Ich entschied mich schnell dafür, alle Fotografien direkt auf rohe Aluminiumplatten drucken zu lassen und diese in die an der Wand hängenden Schließfächer zu stellen; das Foto entsprach nun mit seinem Material im Grunde dem des Kastens und wurde so zu einer Einheit.
Work in Progress, im Atelier von Peter Buechler in Berlin
Du lebst seit langer Zeit mit deiner Familie in Berlin aber es zieht dich immer wieder zum Big Apple. Gibt es zwischen den beiden Städten Parallelen für dich?
Man sagt immer so leicht, dass Berlin ja New York so ähnlich ist... Doch bei genauerer Betrachtung stimmt das nicht, jedenfalls nicht für mich. Für mich war NY immer ein ganz besonderer Ort... Man stelle sich mal folgendes vor:
Da betritt man eine Halle, groß wie ein Stadion und steht plötzlich auf einer Eisfläche mit vielen Linien und Zeichen darauf; und was zunächst wie ein Eishockeyfeld anmutet, entpuppt sich als eine Bühne: überall auf dem Eis liegen die verschiedensten Dinge herum, sie treiben so langsam vor sich hin.
Ich schliddere, eher ohne Schlittschuh, zwischen all dem herum, es ist rutschig, dennoch scheinen all diese Dinge dafür zu sorgen, dass man nicht fällt, sondern sich zwischen ihnen hindurch bewegt. Hier und da hebe ich etwas auf und nehme es ein Stück mit, bis ich auf eine Art Gegenstück treffe. Es ist wie ein riesiges Puzzle, dessen Ergebnis nicht auf der Verpackung abgebildet ist.
Wie kam es zum Ausstellungstitel „Die Erfindung New Yorks“?
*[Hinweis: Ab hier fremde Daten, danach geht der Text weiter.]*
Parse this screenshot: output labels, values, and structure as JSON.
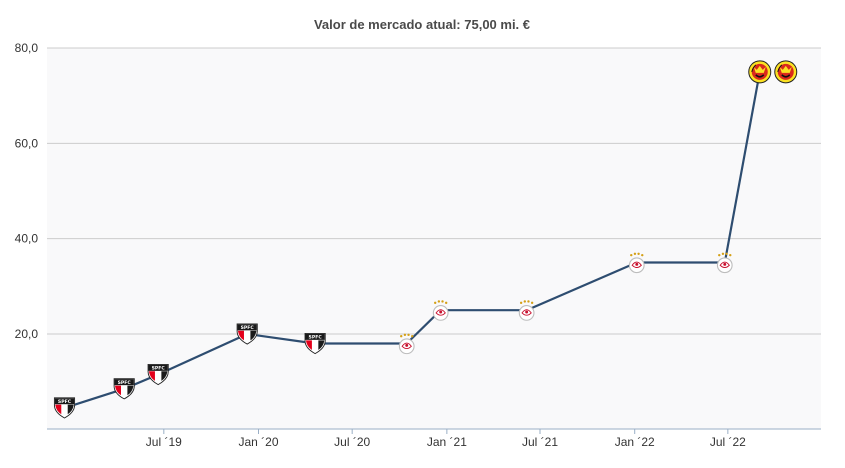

Wenn wir mal bei dem Bild der Eisfläche bleiben, wird das recht deutlich: dadurch, dass ich mich allein durch diese Stadt bewege, die Dinge beobachte, und dies für mich behalte, sammle ich zunächst das meiste mit meiner Kamera oder schreibe es auf – letzten Endes fülle ich einen Bilderspeicher in meinem Kopf, aus dem ich später einzelne Sachen wieder abrufe und diese zu Situation, Fragen, Zuständen versuche, zusammenzusetzen. Ich konstruiere das, was ich gesehen habe, später im Atelier noch einmal neu. Dabei benutze ich die Dinge wie Bausteine später sehr frei und baue entweder erlebte Situationen nach oder baue bewusst Brüche in bestehende Konstruktionen ein, um deren Tragfähigkeit und -weite zu hinterfragen. Ich erzähle die Stadt aus der Perspektive eines Erfinders; oftmals gebe ich nur Stichworte vor und zapfe so auch den Bilder- und Erfahrungsspeichers des Betrachtenden an. In meinen Werken möchte ich individuelle Assoziationen anregen, die Geschichten sollen durch die Person, die sie betrachtet, erzählt oder „erfunden“ werden.